Önkibar’ın kitabında Bahçeli’yle ilgili çok ilginç iddialar var. Birlikte okuyalım:
“Bahçeli’nin MİT’le ilişkisi bağlamında Namık Kemal Zeybek Ulusal Kanal’daki (Doğu Perinçek’in tv kanalı) ‘Alternatif’ isimli programımızda canlı yayında şunları anlatmıştı:
‘1970’li yıllarda rahmetli Türkeş Bey bana seminerci gruplar oluşturma talimatı verdi. Ben de her meslekten Ülkücü arkadaşlardan ekip kurma çalışmalarına başladım. Akademisyen camiadan bana Devlet Bahçeli’nin Ülkücü olduğunu söylediler. Ben de onu seminerci diye yazdım. Ancak o dönem Ülkü Ocakları Genel Başkanı olan Ramiz Ongun Bahçeli ismine itiraz etti. Niye diye sorduğumda MİT’çi olduğunu söyledi.’
Programda Namık Kemal Zeybek sözlerine devam ediyor:
“’Şaşırdım ve ertesi gün konuyu Türkeş Bey’e sordum. Merhum Başbuğ kafasını sallayarak tasdik etti ve şunu söyledi:’Evet, o arkadaşı maalesef MİT kullanıyor. ‘ ‘Peki, buna rağmen onu niye tutuyorsunuz?’ diye sorunca Türkeş şunları söyledi:’Bunu kovarsak MİT başka birini içimize sokacak ve kendi arkadaşlarımızdan şüphe edeceğiz.
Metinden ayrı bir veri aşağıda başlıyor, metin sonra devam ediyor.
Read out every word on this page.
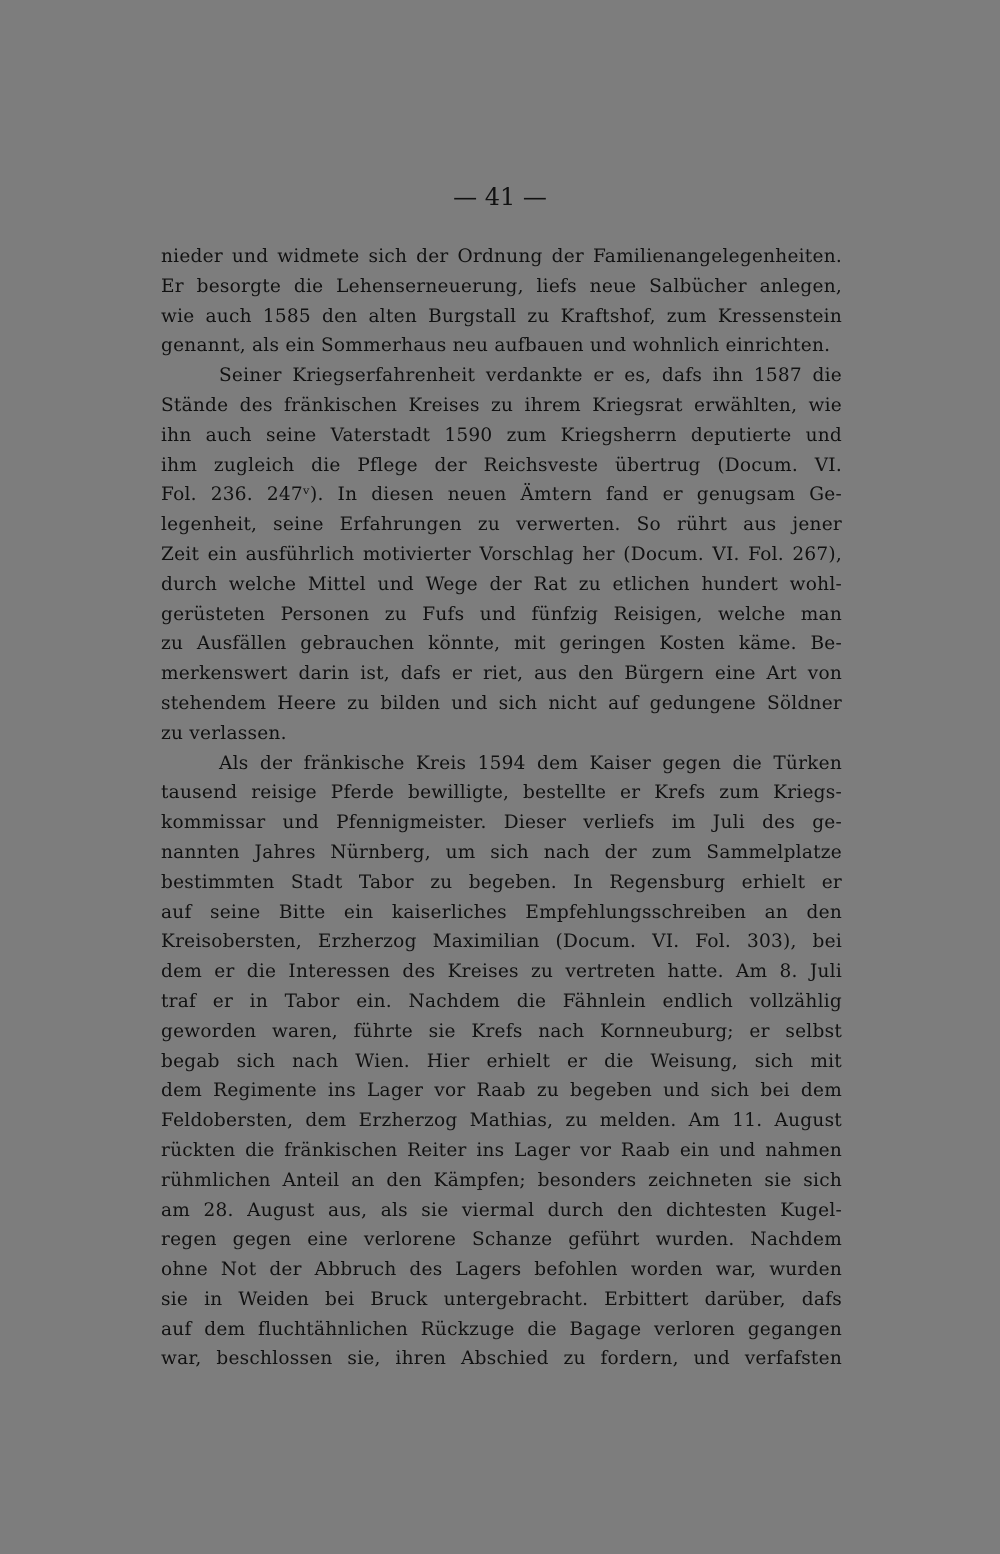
— 41 —
nieder und widmete sich der Ordnung der Familienangelegenheiten.
Er besorgte die Lehenserneuerung, liefs neue Salbücher anlegen,
wie auch 1585 den alten Burgstall zu Kraftshof, zum Kressenstein
genannt, als ein Sommerhaus neu aufbauen und wohnlich einrichten.
Seiner Kriegserfahrenheit verdankte er es, dafs ihn 1587 die
Stände des fränkischen Kreises zu ihrem Kriegsrat erwählten, wie
ihn auch seine Vaterstadt 1590 zum Kriegsherrn deputierte und
ihm zugleich die Pflege der Reichsveste übertrug (Docum. VI.
Fol. 236. 247ᵛ). In diesen neuen Ämtern fand er genugsam Ge-
legenheit, seine Erfahrungen zu verwerten. So rührt aus jener
Zeit ein ausführlich motivierter Vorschlag her (Docum. VI. Fol. 267),
durch welche Mittel und Wege der Rat zu etlichen hundert wohl-
gerüsteten Personen zu Fufs und fünfzig Reisigen, welche man
zu Ausfällen gebrauchen könnte, mit geringen Kosten käme. Be-
merkenswert darin ist, dafs er riet, aus den Bürgern eine Art von
stehendem Heere zu bilden und sich nicht auf gedungene Söldner
zu verlassen.
Als der fränkische Kreis 1594 dem Kaiser gegen die Türken
tausend reisige Pferde bewilligte, bestellte er Krefs zum Kriegs-
kommissar und Pfennigmeister. Dieser verliefs im Juli des ge-
nannten Jahres Nürnberg, um sich nach der zum Sammelplatze
bestimmten Stadt Tabor zu begeben. In Regensburg erhielt er
auf seine Bitte ein kaiserliches Empfehlungsschreiben an den
Kreisobersten, Erzherzog Maximilian (Docum. VI. Fol. 303), bei
dem er die Interessen des Kreises zu vertreten hatte. Am 8. Juli
traf er in Tabor ein. Nachdem die Fähnlein endlich vollzählig
geworden waren, führte sie Krefs nach Kornneuburg; er selbst
begab sich nach Wien. Hier erhielt er die Weisung, sich mit
dem Regimente ins Lager vor Raab zu begeben und sich bei dem
Feldobersten, dem Erzherzog Mathias, zu melden. Am 11. August
rückten die fränkischen Reiter ins Lager vor Raab ein und nahmen
rühmlichen Anteil an den Kämpfen; besonders zeichneten sie sich
am 28. August aus, als sie viermal durch den dichtesten Kugel-
regen gegen eine verlorene Schanze geführt wurden. Nachdem
ohne Not der Abbruch des Lagers befohlen worden war, wurden
sie in Weiden bei Bruck untergebracht. Erbittert darüber, dafs
auf dem fluchtähnlichen Rückzuge die Bagage verloren gegangen
war, beschlossen sie, ihren Abschied zu fordern, und verfafsten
Oysa şimdi bu adamı biliyor ve ona göre davranıyoruz.’
“Sadece Zeybek’in o sözleri değil, benzer bir iddiayı Selim Kaptanoğlu TBMM’deki komisyona verdiği ifadede dillendirdi. Selim Kaptanoğlu, Türkeş’in askeri doktoru ve sırlarını emanet ettiği isimlerden biriydi. Yüzbaşı Dr. Selim Kaptanoğlu’nun resmi tutanağa giren sözlerinin özeti şöyle:
“’Türkeş Bey cezaevindeyken (12 Eylül darbesi sırasında tutuklanmıştı) Ülkücü hareketi yeniden toparlama çalışmaları başlatıldı. Muharrem Şemsek Bey bu çalışmaların başındaydı. Kapatılan MHP yerine yeni bir parti kurulacaktı. Bu parti MÇP (Milliyetçi Çalışma Partisi) idi. Muharrem Bey benim aracılığımla her safhayı Başbuğ Türkeş Bey’e aktarıyor ve talimatlarını alıyordu. Sayın Şemsek,’MÇP Genel Başkanlığı için Devlet Bahçeli uygun mudur?’ diye mektup yazdı. Türkeş Bey şöyle cevap verdi:’Mektupta da yazdım ama sen de söyle. Devlet Bahçeli’yi aklından bile geçirmesin. Zira o arkadaş MİT’çi. Biz onu yıllarca bilerek yanımızda tuttuk. Gönderseydik MİT başka birini monte ederdi. Aman sakın, o adama dikkat!’”Bunları yazan gazeteci Sabahattin Önkibar’ın kendisi de Ülkücü hareketin içinden gelme bir isim. Devlet Bahçeli hakkında böyle iddiaları var. Kitap Aralık 2016’da yayımlanmış. Aradan yedi yıl geçmiş. Ama bir Allah’ın kulu da çıkıp iddialar doğru mu yalan mı diye araştırmamış. Üstelik kitap mahkemelik de olmuşken... Aklımızda çengellenen bu sorulara belki Bahçeli’nin baş danışmanı eski MİT Müsteşarı Şenkal Atasagun cevap verir.